O valor médio de avaliação bancária das casas, feita pelos bancos para efeitos de concessão de empréstimos, aumentou 1,8% em junho ou 18 euros, face ao mês anterior, para 1.014 euros/metro quadrado (m2). No entanto, na comparação com o mesmo mês do ano passado, o valor caiu 2,4%, revelou o Instituto Nacional de Estatística (INE).

Nas Áreas Metropolitanas de Lisboa e do Porto, o valor médio de avaliação subiu 2,5% e 1,0%,respetivamente, em junho, face ao mês anterior, enquanto as variações homólogas fixaram-se em -3,2% e -2,1%. Os valores de avaliação registados nestas áreas foram 1.197 euros/m2 e 944 euros/m2.
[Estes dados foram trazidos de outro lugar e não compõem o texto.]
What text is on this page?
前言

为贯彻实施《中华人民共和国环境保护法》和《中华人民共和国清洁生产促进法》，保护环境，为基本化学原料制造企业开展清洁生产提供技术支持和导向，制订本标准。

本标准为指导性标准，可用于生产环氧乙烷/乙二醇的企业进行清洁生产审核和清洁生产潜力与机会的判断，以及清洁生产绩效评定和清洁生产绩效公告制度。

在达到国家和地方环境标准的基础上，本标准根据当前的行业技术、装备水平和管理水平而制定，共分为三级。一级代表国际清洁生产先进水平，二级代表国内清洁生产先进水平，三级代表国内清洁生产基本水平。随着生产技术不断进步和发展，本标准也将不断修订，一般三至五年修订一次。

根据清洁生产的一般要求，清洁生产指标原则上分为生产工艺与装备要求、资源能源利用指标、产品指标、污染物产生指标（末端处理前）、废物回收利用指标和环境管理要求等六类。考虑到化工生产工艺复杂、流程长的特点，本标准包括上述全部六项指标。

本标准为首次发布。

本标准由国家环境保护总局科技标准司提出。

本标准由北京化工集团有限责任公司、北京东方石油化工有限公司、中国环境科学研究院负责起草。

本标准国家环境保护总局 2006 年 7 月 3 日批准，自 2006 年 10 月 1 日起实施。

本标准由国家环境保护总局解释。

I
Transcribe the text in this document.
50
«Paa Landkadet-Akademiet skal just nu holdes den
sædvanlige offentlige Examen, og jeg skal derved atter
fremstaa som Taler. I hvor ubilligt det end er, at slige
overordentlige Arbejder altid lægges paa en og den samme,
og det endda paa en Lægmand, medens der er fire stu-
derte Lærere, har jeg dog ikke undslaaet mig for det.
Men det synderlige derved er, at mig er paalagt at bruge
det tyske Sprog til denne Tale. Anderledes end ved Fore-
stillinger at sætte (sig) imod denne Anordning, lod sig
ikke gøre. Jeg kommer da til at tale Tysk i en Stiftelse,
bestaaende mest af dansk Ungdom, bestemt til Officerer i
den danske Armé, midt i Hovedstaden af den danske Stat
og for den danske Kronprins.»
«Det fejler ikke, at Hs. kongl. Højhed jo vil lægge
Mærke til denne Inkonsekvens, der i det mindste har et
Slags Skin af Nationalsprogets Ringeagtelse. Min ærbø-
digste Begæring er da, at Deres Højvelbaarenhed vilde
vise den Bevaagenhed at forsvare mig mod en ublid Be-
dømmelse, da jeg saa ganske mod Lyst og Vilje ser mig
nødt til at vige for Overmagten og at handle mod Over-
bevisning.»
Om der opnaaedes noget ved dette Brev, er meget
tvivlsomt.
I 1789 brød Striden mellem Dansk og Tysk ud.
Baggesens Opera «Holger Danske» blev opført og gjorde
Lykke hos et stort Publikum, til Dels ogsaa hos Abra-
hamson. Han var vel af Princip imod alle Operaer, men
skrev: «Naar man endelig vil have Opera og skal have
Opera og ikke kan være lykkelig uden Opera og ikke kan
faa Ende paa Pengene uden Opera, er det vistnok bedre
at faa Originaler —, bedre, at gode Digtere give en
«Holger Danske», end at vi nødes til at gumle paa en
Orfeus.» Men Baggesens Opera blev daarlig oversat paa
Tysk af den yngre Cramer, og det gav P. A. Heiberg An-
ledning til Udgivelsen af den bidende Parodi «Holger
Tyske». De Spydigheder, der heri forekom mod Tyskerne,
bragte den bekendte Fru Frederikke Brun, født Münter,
Por tipologias, nos apartamentos o valor médio de avaliação bancária aumentou 20 euros/m2, face ao mês anterior, fixando-se em 1.051 euros/m2, sendo que os aumentos observados nas regiões de Lisboa, do Norte e do Centro determinaram a variação agregada.

A Região Autónoma da Madeira apresentou a única diminuição mensal, de 1,2%, em junho, correspondente a um valor de avaliação de 1.210 euros/m2. Quando comparado com o período homólogo, o valor médio de avaliação dos apartamentos diminuiu 1,2%.

Já o Algarve destacou-se por registar a redução homóloga mais acentuada do valor médio de avaliação (menos 72 euros e uma variação de -5,5%) e apenas nos Açores se verificou um aumento, 4,8%, para um valor médio de avaliação de 1114 euros/m2.

Segundo o INE, o valor médio de avaliação para as tipologias de apartamentos T2 e T3 foi de 1.034 euros/m2 e 1.003 euros/m2, «aumentando 14 euros (1,4%) nos T2 e 23 euros (2,3%) nos T3, comparativamente a maio».

Nas moradias, o valor médio de avaliação bancária para o total do país fixou-se em 948 euros/m2, correspondente a uma subida em cadeia de 1,8% face a maio e diminuição homóloga de 4,7%, «em resultado das diminuições homólogas registadas em todas as regiões NUTS II».

As moradias de tipologia T3 e T4 registaram valores médios de avaliação de, respetivamente, 932 euros/m2 e 954 euros/m2, a que corresponderam aumentos mensais de 7 e de 18 euros/m2 e taxas de variação de 0,8% e 1,9%.

Numa análise por regiões NUTS III, registaram-se aumentos em 13 das 30 regiões analisadas, entre maio e junho, tendo a subida mais intensa ocorrido na região do Pinhal Interior Sul (13,8%) e a maior descida mensal na região da Serra da Estrela (-9,2%).